Saúde – Apenas 10 minutos de exercícios diários, ainda que feitos na posição deitada, ajudam a melhorar o equilíbrio, a flexibilidade e a agilidade. Isso é o que aponta um novo estudo publicado na revista científica “PLOS One”.
Os pesquisadores analisaram os efeitos de um programa curto de exercícios em posição supina (quando a pessoa fica deitada com as costas encostadas no chão) feito todos os dias, ao longo de duas semanas
Ela detalha que os benefícios na flexibilidade e no equilíbrio mostram que o programa de exercícios observado no estudo influenciou, principalmente, no controle motor.
A pesquisadora explica que, em comparação com treinos tradicionais em pé ou baseados em resistência, essa abordagem deitada envolve menor carga e é potencialmente mais segura
A posição supina foi escolhida pelo grupo porque ficar deitado reduz as “demandas posturais dos músculos antigravitacionais”, comenta a pesquisadora.
Ou seja, isso permite que a pessoa foque mais especificamente na integração entre a estabilidade do tronco e a coordenação dos membros inferiores.
Considerando as vantagens observadas, o grupo acredita que esse tipo de exercício pode trazer benefícios tanto para a melhora do desempenho esportivo como para a prevenção de quedas e a reabilitação.

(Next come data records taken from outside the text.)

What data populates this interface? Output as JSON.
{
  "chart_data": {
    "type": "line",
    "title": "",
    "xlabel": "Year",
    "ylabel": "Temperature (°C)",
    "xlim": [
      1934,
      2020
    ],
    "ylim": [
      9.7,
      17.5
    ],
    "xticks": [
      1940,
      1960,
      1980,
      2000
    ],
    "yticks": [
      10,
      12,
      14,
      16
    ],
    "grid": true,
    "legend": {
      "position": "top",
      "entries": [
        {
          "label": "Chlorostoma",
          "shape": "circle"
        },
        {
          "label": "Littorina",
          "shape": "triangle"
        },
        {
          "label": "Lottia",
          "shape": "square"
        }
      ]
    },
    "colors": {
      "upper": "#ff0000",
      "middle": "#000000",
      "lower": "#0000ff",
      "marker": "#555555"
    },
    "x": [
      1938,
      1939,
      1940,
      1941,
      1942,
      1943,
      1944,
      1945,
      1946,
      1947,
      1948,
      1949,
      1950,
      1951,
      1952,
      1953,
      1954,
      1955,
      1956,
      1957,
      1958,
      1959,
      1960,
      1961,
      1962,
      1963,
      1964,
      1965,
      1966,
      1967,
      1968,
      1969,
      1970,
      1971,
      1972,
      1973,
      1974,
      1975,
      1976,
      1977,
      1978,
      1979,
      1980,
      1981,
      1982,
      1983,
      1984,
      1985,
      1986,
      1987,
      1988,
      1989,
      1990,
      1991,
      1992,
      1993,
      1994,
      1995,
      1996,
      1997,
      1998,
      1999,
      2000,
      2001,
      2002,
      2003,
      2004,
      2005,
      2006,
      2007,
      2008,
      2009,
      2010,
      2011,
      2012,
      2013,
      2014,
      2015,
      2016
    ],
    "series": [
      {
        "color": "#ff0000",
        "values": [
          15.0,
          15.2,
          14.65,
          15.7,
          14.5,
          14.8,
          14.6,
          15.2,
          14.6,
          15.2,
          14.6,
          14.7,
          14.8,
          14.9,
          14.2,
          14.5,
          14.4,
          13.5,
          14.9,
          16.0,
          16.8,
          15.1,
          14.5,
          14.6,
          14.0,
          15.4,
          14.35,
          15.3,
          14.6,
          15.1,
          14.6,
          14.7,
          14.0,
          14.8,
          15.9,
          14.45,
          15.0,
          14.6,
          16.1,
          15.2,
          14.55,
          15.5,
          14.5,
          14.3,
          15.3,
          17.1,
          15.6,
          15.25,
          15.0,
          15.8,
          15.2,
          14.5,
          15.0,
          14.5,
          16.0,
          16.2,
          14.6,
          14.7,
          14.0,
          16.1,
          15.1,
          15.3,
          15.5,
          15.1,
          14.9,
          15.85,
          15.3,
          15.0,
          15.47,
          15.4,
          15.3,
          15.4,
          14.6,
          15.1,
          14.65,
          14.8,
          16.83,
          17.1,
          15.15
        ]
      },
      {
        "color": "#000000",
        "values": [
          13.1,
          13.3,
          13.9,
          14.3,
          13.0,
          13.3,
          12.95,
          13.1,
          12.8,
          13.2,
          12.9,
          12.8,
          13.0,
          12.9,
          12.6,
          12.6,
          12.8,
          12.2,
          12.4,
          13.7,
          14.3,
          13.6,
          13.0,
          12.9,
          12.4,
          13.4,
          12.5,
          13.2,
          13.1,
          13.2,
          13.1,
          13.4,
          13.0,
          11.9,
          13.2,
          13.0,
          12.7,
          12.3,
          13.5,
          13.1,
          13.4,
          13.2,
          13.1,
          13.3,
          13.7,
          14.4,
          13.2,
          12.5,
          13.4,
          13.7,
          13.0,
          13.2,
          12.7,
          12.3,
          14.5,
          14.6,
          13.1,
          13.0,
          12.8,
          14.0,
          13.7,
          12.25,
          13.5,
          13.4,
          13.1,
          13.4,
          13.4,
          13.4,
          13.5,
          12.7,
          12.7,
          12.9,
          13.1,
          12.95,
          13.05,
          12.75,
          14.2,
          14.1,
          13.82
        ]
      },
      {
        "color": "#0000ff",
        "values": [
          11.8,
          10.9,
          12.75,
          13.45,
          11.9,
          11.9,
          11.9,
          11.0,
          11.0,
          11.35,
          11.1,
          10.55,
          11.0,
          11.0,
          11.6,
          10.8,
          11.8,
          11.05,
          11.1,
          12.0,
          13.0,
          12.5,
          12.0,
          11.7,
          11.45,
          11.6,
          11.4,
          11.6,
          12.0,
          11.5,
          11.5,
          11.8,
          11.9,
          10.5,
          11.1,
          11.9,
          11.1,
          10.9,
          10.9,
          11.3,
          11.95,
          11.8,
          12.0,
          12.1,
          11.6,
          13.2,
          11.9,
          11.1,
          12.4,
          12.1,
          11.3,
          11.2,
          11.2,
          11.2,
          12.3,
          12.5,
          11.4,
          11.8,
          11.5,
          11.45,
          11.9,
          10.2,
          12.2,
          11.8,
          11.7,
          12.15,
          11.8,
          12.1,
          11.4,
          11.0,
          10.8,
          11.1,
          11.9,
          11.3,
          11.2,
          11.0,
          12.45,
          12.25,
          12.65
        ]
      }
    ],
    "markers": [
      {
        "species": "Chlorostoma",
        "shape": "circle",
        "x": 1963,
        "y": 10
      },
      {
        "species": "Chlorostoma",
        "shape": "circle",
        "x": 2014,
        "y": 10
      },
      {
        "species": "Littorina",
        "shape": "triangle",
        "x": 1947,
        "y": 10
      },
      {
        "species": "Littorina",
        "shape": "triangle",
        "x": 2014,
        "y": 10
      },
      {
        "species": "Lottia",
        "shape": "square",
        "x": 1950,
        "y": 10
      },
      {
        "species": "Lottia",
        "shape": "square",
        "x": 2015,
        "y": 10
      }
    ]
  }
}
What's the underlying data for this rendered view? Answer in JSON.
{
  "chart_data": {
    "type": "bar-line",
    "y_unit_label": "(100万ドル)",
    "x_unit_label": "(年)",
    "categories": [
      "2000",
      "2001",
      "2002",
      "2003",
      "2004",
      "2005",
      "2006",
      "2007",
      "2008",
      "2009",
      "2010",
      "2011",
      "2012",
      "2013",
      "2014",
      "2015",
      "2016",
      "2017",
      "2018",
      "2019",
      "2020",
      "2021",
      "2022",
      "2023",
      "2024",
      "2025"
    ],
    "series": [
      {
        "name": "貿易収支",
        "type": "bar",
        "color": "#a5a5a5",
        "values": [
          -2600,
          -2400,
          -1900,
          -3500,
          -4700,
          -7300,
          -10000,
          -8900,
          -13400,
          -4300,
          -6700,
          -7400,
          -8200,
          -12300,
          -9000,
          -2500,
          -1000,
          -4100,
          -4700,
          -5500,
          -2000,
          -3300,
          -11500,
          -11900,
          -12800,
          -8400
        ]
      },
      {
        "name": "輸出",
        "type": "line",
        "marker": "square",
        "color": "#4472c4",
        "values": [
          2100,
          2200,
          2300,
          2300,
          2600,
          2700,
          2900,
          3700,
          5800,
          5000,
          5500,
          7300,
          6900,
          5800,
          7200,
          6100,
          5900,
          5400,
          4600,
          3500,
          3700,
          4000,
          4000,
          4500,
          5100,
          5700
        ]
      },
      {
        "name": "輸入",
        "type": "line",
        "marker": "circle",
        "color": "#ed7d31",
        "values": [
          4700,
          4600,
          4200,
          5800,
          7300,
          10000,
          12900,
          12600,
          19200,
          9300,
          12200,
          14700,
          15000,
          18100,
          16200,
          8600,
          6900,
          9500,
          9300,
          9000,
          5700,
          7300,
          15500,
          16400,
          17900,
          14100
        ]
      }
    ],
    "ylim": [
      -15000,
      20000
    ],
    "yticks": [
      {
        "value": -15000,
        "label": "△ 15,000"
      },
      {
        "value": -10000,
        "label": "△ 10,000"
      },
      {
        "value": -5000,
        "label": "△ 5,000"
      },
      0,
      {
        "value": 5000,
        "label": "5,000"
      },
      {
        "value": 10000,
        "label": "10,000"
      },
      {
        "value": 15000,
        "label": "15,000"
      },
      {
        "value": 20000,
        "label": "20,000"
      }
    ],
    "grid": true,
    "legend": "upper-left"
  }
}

Nesse contexto, os pesquisadores destacam dois principais tipos de ganho, para diferentes grupo:
- Em atletas – pode ajudar a refinar o controle do tronco e a eficiência do movimento, favorecendo a agilidade.
- Em idosos ou pessoas em reabilitação – por serem exercícios de baixa carga e seguros, são úteis para o treino de equilíbrio e redução do risco de quedas.
Yoriko pondera que a análise foi realizada em adultos jovens saudáveis e, portanto, os resultados não podem ser generalizados.
Além da limitação em termos de faixa etária, considerando que o estudo foi feito somente em adultos jovens, há também a questão da duração do período de treino analisado. Isto é, a pesquisa demonstrou melhorias após duas semanas, mas não avaliou a manutenção a longo prazo.
Ao mesmo tempo, novos estudos devem procurar entender também quem mais pode se beneficiar da prática de exercício em posição supina.